This coming May, millions of people around the United States will have front-row seats to an extraordinary entomological event: Trillions of Brood X cicadas across 15 states will emerge almost synchronously after having spent the last 17 years underground. The males will take up elevated positions, each buzzing as loud as a lawnmower to attract females. After mating, the adult cicadas will die off en masse just about as quickly as they arrived—likely sometime in late June or July—while their offspring tunnel underground, not to emerge until 2038, when the dance will begin anew.
Annual, or “dog day,” cicadas appear across the U.S. every summer, when their signature mating song becomes as much of the seasonal soundscape as a passing ice cream truck. But the cicadas taking center stage in this year’s event—distinctive for their black bodies and red eyes—are part of a periodical “brood” of the insects that emerge in predictable cycles of 13 or 17 years. This year’s brood, Brood X (pronounced “ten”), is one of the largest and most widely distributed; its emergence is expected to be all the buzz from New York to Georgia to well west of the Mississippi River (the Washington, D.C. area is expected to be a particular hotspot). “It’s not something you can ignore,” says John Cooley, a biologist at the University of Connecticut. “When they come out it’ll be millions per acre.”

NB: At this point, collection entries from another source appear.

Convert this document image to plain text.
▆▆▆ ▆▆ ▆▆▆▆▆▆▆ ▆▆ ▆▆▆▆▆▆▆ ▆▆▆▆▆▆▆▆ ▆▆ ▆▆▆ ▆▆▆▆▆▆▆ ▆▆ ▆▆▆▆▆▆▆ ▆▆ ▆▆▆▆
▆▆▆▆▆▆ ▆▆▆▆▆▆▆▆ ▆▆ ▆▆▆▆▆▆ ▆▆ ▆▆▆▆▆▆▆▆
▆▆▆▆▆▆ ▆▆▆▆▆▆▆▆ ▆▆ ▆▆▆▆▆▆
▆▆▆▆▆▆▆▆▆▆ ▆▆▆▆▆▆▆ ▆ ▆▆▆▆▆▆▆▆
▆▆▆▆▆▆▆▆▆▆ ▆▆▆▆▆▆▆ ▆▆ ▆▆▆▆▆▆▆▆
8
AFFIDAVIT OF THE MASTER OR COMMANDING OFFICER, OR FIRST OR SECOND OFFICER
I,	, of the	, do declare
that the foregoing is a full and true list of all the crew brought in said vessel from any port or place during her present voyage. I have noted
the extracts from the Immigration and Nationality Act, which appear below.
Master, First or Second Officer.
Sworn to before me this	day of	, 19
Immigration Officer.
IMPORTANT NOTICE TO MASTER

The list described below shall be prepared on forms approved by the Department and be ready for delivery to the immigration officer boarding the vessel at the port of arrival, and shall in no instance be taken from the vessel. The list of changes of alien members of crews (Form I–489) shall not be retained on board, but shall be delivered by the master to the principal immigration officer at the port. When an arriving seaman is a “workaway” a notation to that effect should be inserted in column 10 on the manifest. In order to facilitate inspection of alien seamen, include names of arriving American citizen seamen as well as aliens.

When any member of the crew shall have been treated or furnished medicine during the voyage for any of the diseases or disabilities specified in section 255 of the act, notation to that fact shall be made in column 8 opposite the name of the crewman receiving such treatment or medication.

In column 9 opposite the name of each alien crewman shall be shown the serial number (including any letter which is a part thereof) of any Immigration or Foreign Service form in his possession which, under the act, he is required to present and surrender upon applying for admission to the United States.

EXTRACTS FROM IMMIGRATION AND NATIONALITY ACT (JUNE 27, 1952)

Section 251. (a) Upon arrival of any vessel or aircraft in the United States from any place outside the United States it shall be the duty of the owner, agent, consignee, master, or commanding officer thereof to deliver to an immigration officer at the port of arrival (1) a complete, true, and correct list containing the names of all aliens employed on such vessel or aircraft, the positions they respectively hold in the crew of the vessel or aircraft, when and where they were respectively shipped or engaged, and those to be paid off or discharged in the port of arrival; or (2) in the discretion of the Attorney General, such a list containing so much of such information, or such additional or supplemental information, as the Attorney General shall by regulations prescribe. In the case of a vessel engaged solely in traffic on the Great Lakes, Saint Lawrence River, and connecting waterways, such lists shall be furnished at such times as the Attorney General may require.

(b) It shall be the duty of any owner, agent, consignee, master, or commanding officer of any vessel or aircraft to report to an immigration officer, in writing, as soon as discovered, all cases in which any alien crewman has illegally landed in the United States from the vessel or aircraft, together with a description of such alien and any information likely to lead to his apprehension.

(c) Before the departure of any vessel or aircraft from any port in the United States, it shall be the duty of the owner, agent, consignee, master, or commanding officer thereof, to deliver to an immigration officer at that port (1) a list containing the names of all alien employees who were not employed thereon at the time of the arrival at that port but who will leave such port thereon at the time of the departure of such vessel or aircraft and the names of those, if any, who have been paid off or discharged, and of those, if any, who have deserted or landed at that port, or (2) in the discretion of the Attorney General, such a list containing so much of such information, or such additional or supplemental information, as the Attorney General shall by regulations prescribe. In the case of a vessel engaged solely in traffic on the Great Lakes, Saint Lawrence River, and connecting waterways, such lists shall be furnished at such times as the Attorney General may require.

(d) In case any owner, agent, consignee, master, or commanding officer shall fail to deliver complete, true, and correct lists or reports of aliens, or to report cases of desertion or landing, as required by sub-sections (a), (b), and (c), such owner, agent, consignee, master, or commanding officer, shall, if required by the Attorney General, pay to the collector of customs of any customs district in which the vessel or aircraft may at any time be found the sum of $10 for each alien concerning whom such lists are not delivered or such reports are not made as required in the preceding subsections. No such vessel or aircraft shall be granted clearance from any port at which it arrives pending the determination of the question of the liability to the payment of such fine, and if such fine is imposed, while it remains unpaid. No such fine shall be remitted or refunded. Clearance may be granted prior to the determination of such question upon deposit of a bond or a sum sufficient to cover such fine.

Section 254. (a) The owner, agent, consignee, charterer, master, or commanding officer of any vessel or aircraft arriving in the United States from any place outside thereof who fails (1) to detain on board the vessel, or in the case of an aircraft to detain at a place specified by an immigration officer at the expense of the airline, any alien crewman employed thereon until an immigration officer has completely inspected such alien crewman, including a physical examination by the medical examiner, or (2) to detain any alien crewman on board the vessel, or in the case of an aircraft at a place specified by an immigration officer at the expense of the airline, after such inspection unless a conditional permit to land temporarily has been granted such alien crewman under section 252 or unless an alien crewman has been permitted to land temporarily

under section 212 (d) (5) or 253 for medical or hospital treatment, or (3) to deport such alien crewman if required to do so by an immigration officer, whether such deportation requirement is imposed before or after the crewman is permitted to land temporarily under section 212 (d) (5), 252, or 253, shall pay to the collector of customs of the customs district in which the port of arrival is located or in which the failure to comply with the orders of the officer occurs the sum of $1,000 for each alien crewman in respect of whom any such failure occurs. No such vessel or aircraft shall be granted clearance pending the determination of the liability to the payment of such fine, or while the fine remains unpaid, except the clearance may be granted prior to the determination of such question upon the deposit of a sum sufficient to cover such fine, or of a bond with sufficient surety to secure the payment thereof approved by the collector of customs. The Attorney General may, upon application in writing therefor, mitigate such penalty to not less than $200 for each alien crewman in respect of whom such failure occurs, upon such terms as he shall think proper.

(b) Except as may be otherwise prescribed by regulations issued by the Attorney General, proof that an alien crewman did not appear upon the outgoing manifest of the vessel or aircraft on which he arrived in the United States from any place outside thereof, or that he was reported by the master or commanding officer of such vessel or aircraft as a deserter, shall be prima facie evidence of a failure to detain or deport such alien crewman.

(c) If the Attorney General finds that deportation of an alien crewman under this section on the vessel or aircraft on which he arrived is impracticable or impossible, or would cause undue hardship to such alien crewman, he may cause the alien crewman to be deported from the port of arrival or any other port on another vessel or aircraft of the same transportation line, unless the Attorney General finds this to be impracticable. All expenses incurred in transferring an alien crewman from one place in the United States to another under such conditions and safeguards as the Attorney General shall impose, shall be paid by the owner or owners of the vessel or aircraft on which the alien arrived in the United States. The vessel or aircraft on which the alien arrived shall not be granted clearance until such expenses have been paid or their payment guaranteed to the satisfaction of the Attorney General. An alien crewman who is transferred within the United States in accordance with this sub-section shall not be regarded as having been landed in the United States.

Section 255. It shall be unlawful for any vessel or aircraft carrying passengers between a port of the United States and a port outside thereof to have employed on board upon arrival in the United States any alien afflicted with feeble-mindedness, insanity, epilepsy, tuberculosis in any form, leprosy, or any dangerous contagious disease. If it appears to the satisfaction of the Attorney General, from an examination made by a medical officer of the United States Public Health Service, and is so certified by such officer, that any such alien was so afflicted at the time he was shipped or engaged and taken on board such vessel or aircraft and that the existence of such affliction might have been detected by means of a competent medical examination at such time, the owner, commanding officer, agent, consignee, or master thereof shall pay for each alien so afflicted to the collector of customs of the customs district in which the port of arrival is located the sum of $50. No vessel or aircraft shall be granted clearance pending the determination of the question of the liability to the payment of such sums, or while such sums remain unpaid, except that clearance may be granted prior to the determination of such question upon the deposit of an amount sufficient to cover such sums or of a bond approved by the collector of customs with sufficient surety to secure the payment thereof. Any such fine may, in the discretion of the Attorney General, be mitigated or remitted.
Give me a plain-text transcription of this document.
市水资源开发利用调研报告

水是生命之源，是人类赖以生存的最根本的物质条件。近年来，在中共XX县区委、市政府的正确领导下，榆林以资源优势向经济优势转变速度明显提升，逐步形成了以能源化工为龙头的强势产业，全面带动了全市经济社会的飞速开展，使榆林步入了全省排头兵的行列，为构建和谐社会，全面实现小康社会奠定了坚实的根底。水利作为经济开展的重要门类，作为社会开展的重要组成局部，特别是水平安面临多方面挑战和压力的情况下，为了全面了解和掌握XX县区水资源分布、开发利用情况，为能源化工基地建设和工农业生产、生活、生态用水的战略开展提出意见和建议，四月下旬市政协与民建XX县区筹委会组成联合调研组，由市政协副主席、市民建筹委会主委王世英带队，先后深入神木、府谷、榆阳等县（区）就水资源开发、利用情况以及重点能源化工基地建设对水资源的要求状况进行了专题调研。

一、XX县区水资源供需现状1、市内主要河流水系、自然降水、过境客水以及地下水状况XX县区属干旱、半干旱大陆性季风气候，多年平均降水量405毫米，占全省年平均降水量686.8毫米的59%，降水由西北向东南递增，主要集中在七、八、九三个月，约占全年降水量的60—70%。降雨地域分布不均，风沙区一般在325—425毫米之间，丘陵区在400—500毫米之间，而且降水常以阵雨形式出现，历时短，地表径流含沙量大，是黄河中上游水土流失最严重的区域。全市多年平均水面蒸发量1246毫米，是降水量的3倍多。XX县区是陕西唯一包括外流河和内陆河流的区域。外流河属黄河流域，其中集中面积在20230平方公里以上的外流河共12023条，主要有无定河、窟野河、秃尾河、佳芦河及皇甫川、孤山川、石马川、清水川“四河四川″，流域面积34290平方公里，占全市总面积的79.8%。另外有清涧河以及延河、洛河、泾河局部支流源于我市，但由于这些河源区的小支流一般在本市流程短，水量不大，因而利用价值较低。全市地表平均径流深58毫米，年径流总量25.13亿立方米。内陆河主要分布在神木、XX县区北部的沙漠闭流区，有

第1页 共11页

It’s unclear why periodical cicadas like those of Brood X emerge in such overwhelming numbers, though some scientists believe it’s a survival strategy to overwhelm predators, like birds and snakes. Why they emerge exclusively in prime number year cycles, meanwhile, is what Cooley calls “the question of the hour.” Either way, Michael Raupp, an entomology professor emeritus at the University of Maryland, College Park, says the cicadas’ massive cyclical emergence makes them fascinating to study.
As Raupp describes it, this year’s emergence will be full of drama. “There’s going to be birth, there’s going to be death, there’s going to be predation, there’s going to be romance, there’s going to be sex in the treetops, there are going to be songs,” he says. A few weeks before their emergence, the Brood X cicadas–each about the size of a typical human adult’s thumb–will begin creating exit holes in the ground, a sign that they’re getting ready to emerge. Then, when soil temperatures reach about 64° F, the cicadas will fully dig themselves out. The males will fly to vertical structures like houses and trees and begin their mating song to woo females. “It’s going to be a big boy band up in the treetops,” says Raupp. “And once they’re in the treetops, it’s all about romance.”
After mating, the female cicadas will deposit hundreds of eggs into nearby tree branches, then tumble to the ground and die. The adult males also die off shortly after emerging. Six to eight weeks later, the eggs will develop into nymphs, which will then fall back to earth and dig themselves underground. That’s where they’ll spend the next 17 years living what Raupp calls the “dismal existence” of sucking on plant sap until they’re ready for their turn in the spotlight (according to one theory, cicada nymphs count the passage of time by monitoring trees’ nutrient fluxes or hormonal cycles).
Raupp calls the Brood X spectacle “the Super Bowl for entomologists and natural historians,” but they may be pretty much the only people looking forward to the show. Cicadas’ buzz can range from annoying to downright deafening, and while not technically pests, they’re often confused for locusts, a mix-up that dates back to early North American religious colonists taking them for the feared insects of the biblical plague. However, cicadas don’t bite or sting, and they don’t devour crops and produce widespread famine—but their eggs can damage young trees, unless they’re covered in mesh cicada netting.
Still, even if they aren’t technically pests, the idea of millions of Brood X cicadas emerging from underground is enough to give almost anybody the heebie-jeebies–especially people who are squeamish about insects to begin with. “For people who have true phobias, it might be time to talk to your counselor,” Raupp says. Or, he adds, “get out of town for a while.”